Bijman Marcel N A, van Nieuw Amerongen Geerten P, Laurens Nancy, van Hinsbergh Victor W M, Boven Epie
Department of Medical Oncology, Vrije Universiteit Medical Center, De Boelelaan 1117, 1081 HV Amsterdam, the Netherlands.
Mol Cancer Ther. 2006 Sep;5(9):2348-57. doi: 10.1158/1535-7163.MCT-06-0242.
Conventional anticancer agents may display antiangiogenic effects, but the underlying mechanism is poorly understood. We determined the antiangiogenic properties of cisplatin, doxorubicin, and the microtubule-targeting agents docetaxel, epothilone B, and vinblastine at concentrations not affecting cell proliferation. We also assessed tubulin and actin morphology and the activity of two key molecules in cell motility, the small Rho GTPases Cdc42 and Rac1. The highest non-toxic concentration (HNTC) of each drug was defined as the concentration inhibiting a maximum of 10% human umbilical vein endothelial cell growth on a 1-hour drug exposure, being for cisplatin 10 micromol/L, doxorubicin 100 nmol/L, docetaxel 10 nmol/L, epothilone B 1 nmol/L, and vinblastine 10 nmol/L. Comparative endothelial cell functional assays using HNTCs for an exposure time of 1 hour indicated that endothelial cell migration in the wound assay, endothelial cell invasion in a transwell invasion system, and endothelial cell formation into tubelike structures on a layer of Matrigel were significantly inhibited by docetaxel, epothilone B, and vinblastine (P < 0.05), but not by cisplatin and doxorubicin. Docetaxel was slightly more efficient in the inhibition of endothelial cell motility than epothilone B and vinblastine. Fluorescence microscopy revealed that only the microtubule-targeting agents affected the integrity of the tubulin and F-actin cytoskeleton, which showed disturbed microtubule structures, less F-actin stress fiber formation, and appearance of nuclear F-actin rings. These observations were associated with early inhibition of Rac1 and Cdc42 activity. In conclusion, HNTCs of microtubule-targeting agents efficiently reduce endothelial cell motility by interference with microtubule dynamics preventing the activation of Rac1/Cdc42 and disorganizing the actin cytoskeleton.
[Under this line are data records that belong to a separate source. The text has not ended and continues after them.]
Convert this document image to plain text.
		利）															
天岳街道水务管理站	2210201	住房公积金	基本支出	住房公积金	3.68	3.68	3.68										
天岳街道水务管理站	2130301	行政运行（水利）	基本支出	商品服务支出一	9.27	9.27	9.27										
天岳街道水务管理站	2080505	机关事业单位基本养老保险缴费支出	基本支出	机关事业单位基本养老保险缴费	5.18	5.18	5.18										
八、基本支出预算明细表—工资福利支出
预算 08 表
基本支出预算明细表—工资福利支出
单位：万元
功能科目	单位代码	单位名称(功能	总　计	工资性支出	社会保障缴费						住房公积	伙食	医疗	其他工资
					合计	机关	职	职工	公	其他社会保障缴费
传统抗癌药物可能具有抗血管生成作用,但其潜在机制尚不清楚。我们测定了顺铂、阿霉素以及微管靶向药物多西他赛、埃坡霉素B和长春花碱在不影响细胞增殖浓度下的抗血管生成特性。我们还评估了微管蛋白和肌动蛋白的形态以及细胞运动中两个关键分子——小Rho GTP酶Cdc42和Rac1的活性。每种药物的最高无毒浓度(HNTC)定义为在1小时药物暴露时抑制人脐静脉内皮细胞生长最多达10%的浓度,顺铂为10微摩尔/升,阿霉素为100纳摩尔/升,多西他赛为10纳摩尔/升,埃坡霉素B为1纳摩尔/升,长春花碱为10纳摩尔/升。使用HNTC进行1小时暴露时间的内皮细胞功能比较试验表明,多西他赛、埃坡霉素B和长春花碱显著抑制了伤口试验中的内皮细胞迁移、transwell侵袭系统中的内皮细胞侵袭以及基质胶层上内皮细胞形成管状结构(P<0.05),但顺铂和阿霉素没有。多西他赛在抑制内皮细胞运动方面比埃坡霉素B和长春花碱稍有效。荧光显微镜显示,只有微管靶向药物影响微管蛋白和F-肌动蛋白细胞骨架的完整性,表现为微管结构紊乱、F-肌动蛋白应力纤维形成减少以及核F-肌动蛋白环的出现。这些观察结果与Rac1和Cdc42活性的早期抑制有关。总之,微管靶向药物的HNTC通过干扰微管动力学,阻止Rac1/Cdc42的激活并破坏肌动蛋白细胞骨架,从而有效降低内皮细胞运动。